Optimizing Mobile-Friendly Viewport Prediction for Live 360-Degree Video Streaming

Lei Zhang,Tao Long,Weizhen Xu,Laizhong Cui,Jiangchuan Liu
2024-03-05
Abstract:Viewport prediction is the crucial task for adaptive 360-degree video streaming, as the bitrate control algorithms usually require the knowledge of the user's viewing portions of the frames. Various methods are studied and adopted for viewport prediction from less accurate statistic tools to highly calibrated deep neural networks. Conventionally, it is difficult to implement sophisticated deep learning methods on mobile devices, which have limited computation capability. In this work, we propose an advanced learning-based viewport prediction approach and carefully design it to introduce minimal transmission and computation overhead for mobile terminals. We also propose a model-agnostic meta-learning (MAML) based saliency prediction network trainer, which provides a few-sample fast training solution to obtain the prediction model by utilizing the information from the past models. We further discuss how to integrate this mobile-friendly viewport prediction (MFVP) approach into a typical 360-degree video live streaming system by formulating and solving the bitrate adaptation problem. Extensive experiment results show that our prediction approach can work in real-time for live video streaming and can achieve higher accuracies compared to other existing prediction methods on mobile end, which, together with our bitrate adaptation algorithm, significantly improves the streaming QoE from various aspects.

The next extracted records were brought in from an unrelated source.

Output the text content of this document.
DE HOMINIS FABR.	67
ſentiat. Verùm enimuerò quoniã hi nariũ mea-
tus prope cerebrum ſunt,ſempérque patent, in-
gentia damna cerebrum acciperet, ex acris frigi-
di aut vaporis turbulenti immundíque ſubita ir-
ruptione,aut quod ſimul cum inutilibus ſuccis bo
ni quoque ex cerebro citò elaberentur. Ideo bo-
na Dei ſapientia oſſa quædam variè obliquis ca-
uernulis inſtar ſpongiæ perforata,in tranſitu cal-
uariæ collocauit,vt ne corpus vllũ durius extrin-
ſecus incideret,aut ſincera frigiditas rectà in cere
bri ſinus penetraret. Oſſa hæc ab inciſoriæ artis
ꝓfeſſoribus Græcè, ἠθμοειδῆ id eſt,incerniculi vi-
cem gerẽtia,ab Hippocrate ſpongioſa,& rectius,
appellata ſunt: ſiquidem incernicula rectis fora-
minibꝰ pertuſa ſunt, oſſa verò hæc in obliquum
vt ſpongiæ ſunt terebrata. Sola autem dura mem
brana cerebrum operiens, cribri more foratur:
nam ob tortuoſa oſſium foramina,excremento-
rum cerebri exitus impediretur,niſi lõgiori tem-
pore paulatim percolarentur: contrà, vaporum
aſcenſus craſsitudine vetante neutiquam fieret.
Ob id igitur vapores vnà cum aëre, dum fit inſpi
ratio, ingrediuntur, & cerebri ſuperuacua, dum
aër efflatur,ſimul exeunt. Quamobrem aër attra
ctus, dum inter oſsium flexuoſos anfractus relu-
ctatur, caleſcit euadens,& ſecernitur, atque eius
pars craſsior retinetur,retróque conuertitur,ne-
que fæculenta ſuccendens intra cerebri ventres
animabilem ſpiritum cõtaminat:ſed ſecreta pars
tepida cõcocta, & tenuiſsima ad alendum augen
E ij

We observe the accuracy of MFVP is 8.1$\%$ to 28.7$\%$ higher than other algorithms and achieves 3.73$\%$ to 14.96$\%$ higher average quality level and 49.6$\%$ to 74.97$\%$ less quality level change than other algorithms.

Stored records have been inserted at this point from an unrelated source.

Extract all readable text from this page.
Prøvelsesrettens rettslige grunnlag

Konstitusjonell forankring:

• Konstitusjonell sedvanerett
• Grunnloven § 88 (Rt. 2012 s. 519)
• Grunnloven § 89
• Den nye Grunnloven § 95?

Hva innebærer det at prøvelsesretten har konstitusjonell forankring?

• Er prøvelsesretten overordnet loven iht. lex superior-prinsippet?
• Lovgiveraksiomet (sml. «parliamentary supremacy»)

Multimedia,Image and Video Processing
What problem does this paper attempt to address?
### Problems Addressed by the Paper The paper aims to address the conflict between the performance of viewport prediction in 360-degree video live streaming and the feasibility on mobile devices. Specifically, viewport prediction is a key task in 360-degree video adaptive streaming because it directly affects the allocation of bandwidth resources and the quality of user experience. Traditional viewport prediction methods are either low in accuracy but suitable for mobile devices, or high in accuracy but computationally expensive, making them difficult to implement on mobile devices. Therefore, the paper proposes an advanced learning-based mobile-friendly viewport prediction (MFVP) method to ensure high accuracy while minimizing transmission and computational overhead, making it suitable for mobile terminals. ### Main Contributions 1. **Proposing MFVP**: A viewport prediction scheme based on advanced Graph Convolutional Networks (GCN) and modified Long Short-Term Memory networks (LSTM). GCN is used to generate saliency maps of user interest areas, and LSTM combines historical viewport information and saliency maps to predict future viewports. 2. **Fast Training Method**: Using a few-shot fast trainer based on Model-Agnostic Meta-Learning (MAML) to quickly train the saliency prediction network for each new video, thus quickly adapting to new video content in real-time live streaming. 3. **Optimized Implementation**: Ensuring that MFVP can run in real-time on mobile devices by reducing computational and transmission costs. Specific measures include reducing data sampling frequency, compressing saliency maps, and learning models. 4. **System Integration**: Integrating MFVP with a typical bitrate adaptive streaming system, designing an efficient bitrate adaptive algorithm, and experimentally verifying its superior performance in 360-degree video live streaming. ### Experimental Results Experimental results show that MFVP's prediction accuracy is 8.1% to 28.7% higher than other existing algorithms, the average quality level is 3.73% to 14.96% higher, and the quality level variation is reduced by 49.6% to 74.97%. These results demonstrate the significant advantages of MFVP in improving the user experience of 360-degree video live streaming.